Wenn er nicht bereits die Spitze seiner Möglichkeiten erreicht hätte, wäre auch Johann Wadephul ein lustiger Bundespräsident. Gerade ließ der witzige Friese seine Untergebenen im Außenministerium wissen: Schluss mit Sternchen, Doppelpunkt und Unterstrich. Man schreibt wieder deutsch. Trotzdem will die Behörde auch weiterhin darauf achten, dass sich Menschen unabhängig von ihrem Geschlecht angesprochen fühlen. Wie soll das gehen ohne Sternchen, Doppelpunkt und Unterstrich, Jupp, du Scherzkeks?

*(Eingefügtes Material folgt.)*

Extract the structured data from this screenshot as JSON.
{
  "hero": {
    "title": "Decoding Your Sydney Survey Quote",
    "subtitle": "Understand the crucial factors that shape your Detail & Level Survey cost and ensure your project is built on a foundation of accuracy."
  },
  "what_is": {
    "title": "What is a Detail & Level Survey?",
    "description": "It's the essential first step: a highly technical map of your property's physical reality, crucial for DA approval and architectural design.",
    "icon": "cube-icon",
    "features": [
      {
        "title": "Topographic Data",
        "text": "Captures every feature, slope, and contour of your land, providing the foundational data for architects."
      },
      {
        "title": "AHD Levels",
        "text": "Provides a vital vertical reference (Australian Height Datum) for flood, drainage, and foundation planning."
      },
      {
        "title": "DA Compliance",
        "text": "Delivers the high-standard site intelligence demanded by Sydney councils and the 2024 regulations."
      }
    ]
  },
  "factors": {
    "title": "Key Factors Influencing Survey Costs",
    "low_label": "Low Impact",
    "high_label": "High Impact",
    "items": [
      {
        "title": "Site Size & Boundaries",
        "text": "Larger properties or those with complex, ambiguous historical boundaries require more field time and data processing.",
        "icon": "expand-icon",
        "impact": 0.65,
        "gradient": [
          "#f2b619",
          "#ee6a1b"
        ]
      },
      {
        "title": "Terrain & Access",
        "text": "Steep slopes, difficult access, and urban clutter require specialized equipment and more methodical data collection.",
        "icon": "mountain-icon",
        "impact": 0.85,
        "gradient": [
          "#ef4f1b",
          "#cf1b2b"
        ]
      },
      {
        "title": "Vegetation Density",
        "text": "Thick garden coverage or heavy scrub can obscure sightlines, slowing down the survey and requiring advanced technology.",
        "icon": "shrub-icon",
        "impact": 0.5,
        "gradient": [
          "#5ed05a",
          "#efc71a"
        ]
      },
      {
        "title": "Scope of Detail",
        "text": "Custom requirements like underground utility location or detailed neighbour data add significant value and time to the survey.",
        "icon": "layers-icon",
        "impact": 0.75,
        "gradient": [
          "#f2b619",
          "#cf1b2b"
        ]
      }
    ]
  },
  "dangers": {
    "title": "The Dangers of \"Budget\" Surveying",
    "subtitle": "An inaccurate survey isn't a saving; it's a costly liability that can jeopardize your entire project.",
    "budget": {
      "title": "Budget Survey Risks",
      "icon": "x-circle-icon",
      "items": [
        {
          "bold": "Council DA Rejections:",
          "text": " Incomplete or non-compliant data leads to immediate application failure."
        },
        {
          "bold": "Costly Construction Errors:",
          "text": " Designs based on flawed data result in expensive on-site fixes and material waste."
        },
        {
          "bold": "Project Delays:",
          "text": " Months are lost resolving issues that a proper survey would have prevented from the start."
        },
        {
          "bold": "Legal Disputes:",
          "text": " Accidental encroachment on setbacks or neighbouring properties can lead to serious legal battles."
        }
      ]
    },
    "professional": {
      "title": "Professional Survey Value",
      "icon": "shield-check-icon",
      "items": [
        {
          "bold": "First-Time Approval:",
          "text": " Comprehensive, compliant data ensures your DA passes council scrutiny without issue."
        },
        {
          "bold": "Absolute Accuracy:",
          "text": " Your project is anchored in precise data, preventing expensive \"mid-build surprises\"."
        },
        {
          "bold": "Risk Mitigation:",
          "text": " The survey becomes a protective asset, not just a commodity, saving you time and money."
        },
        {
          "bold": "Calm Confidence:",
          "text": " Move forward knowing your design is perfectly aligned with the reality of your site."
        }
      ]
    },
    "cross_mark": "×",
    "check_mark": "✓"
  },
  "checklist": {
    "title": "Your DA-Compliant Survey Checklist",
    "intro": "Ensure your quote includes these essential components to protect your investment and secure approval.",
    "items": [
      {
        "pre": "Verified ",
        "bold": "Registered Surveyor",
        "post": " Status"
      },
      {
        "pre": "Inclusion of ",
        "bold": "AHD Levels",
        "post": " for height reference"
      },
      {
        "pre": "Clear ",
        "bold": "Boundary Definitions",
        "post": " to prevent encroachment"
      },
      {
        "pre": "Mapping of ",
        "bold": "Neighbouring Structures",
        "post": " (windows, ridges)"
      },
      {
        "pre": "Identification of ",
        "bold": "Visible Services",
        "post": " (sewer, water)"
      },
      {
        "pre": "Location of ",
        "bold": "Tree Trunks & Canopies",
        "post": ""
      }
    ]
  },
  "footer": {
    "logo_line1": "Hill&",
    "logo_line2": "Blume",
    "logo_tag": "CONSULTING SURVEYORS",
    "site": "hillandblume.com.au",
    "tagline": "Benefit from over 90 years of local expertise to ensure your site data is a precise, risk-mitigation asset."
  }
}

Schöne Formulierung der Bild-Zeitung anlässlich eines mit Machete einkaufenden Neubürgers aus der Türkei, der beim Eintreffen der Polizei „„einen islamischen Glaubensspruch gerufen“ haben soll.
Zwei guten Nachrichten zum Schluss: 2 Männer und ein Baby. Jens Spahn und Daniel Funke sind Vater eines Babys (Georg) geworden. Und unser Fritz sagt, wie es nun weitergeht: „Ich schließe das erste Halbjahr 2026 mit der Zuversicht ab, dass wir auch im zweiten Halbjahr eine gute Politik im zweiten Halbjahr machen.“
1 Kommentar zu „Wir brauchen einen Humorbeauftragten!“
„2 Männer und ein Baby. Jens Spahn und Daniel Funke sind Vater eines Babys (Georg) geworden.“
Hut ab, die Mediziner werden immer perfekter. Bei der Entbindung wäre ich gern dabei gewesen, die war sicher nicht einfach.